The Last September: A Novel

“No,” I said. “I want them here first.” Maxine dialed obediently, awkwardly, as Sarah struggled in her grip, reaching her arms out to me.

“I’m sorry,” I said. “I’m sorry, my sweet. But Mommy has to take a shower.”

Maxine jutted her chin toward her bathroom. “There’s an emergency,” I heard her say as I turned on the hot water to full blast. I wondered how they would hear her over Sarah’s crying. In the next room, I could only just make out her explanation as tears started to grip her voice: “I’m not sure. But it’s bad. It’s very bad. My friend is covered in blood.”

She hung up and came into the bathroom as I rasped a loofah over my bloodstained knees and feet. The stream of hot water scalded my back. Charlie’s blood poured off me, eddying in spirals before fading and disappearing into the drain. I dropped the sponge and pulled the shower curtain aside.

“Lock the door,” I told her, and she pressed in the doorknob’s button—a flimsy apparatus designed for avoiding embarrassing intrusions, not keeping out murderers. I turned off the water and wrapped a towel around myself. Finally, I took my sobbing daughter from Maxine and sat down against the wall. The Spanish tile felt cool and soothing on my parboiled back. Sarah’s cries subsided into wounded hiccups. Finally in my arms, exhaustion took over. Her tired little eyelids blinked as warm water dripped off my shoulders and onto her face.

“Did you call them?” I asked Maxine, though I knew she had.

“They’re on their way.” She sat down next to me, and I saw tears standing in her eyes.

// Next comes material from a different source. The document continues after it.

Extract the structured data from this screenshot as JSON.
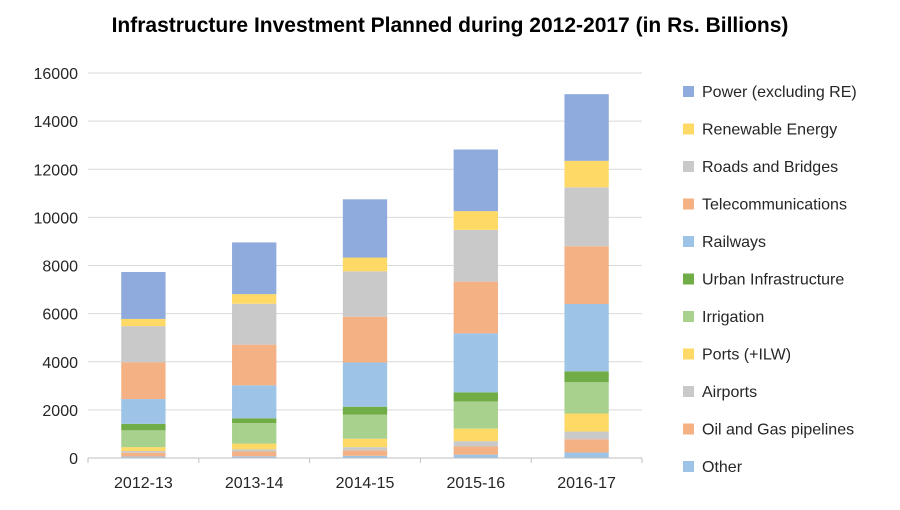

“Brett,” she said. “Please tell me what happened.”

“I can’t.”

Maxine nodded and placed one hand on my knee. We listened for a while to Sarah’s snuffling breaths, waiting for the police to arrive. Years ago, Charlie and I met with a family therapist for help in navigating his brother. At the time, Eli had been in one of his worst states—manic and unreachable. I asked the therapist what we should do if he seemed dangerous. “Just dial 911,” she had said, with a blithe wave of her hand. “They’ll be there before anything can happen.” Sitting in Maxine’s bathroom, I could feel the minutes tick away, and I wondered how many times someone could have killed Charlie—could have killed any of us—in the time it took for the police to appear.

“Will they ring the bell, do you think?” I asked, after a few minutes.

“I guess so.” The words were barely out of her mouth when the doorbell rang.

“God,” I said. “How do we know it’s them?”

“I’ll go to the front window and look down,” she said. She stood up and unlocked the bathroom door, then turned back toward me, obviously afraid to go alone.

“We’ll come with you,” I said. Maxine handed me the plaid flannel robe from a hook on the door. I tied it around Sarah and me. From the upstairs hall window, we looked down at her front door. A police cruiser parked in the driveway, its lights blinking.

“What can I do for you?” Maxine whispered as we turned to go downstairs.

Nothing, of course. But instead of brushing the request aside, I did the oddest thing. I lifted my free hand and touched Maxine’s cheek. As my palm pressed against her skin, I noticed a small, rust-colored smear staining the back of my wrist.

I said, “Tell Charlie I love him.”

Relief fell across her face like color returning after a shock. “I will,” she promised. “Of course I will.”

Underneath Maxine’s robe, Sarah’s head rested—almost asleep—on my shoulder. I closed my eyes, existing for a moment in the warm breath against my neck. And then I pictured Maxine: standing on our deck, her hair tousling in the autumn breeze. Charlie perched on his rickety ladder, the unblemished hammer in his hands.

“Brett loves you,” Maxine would say.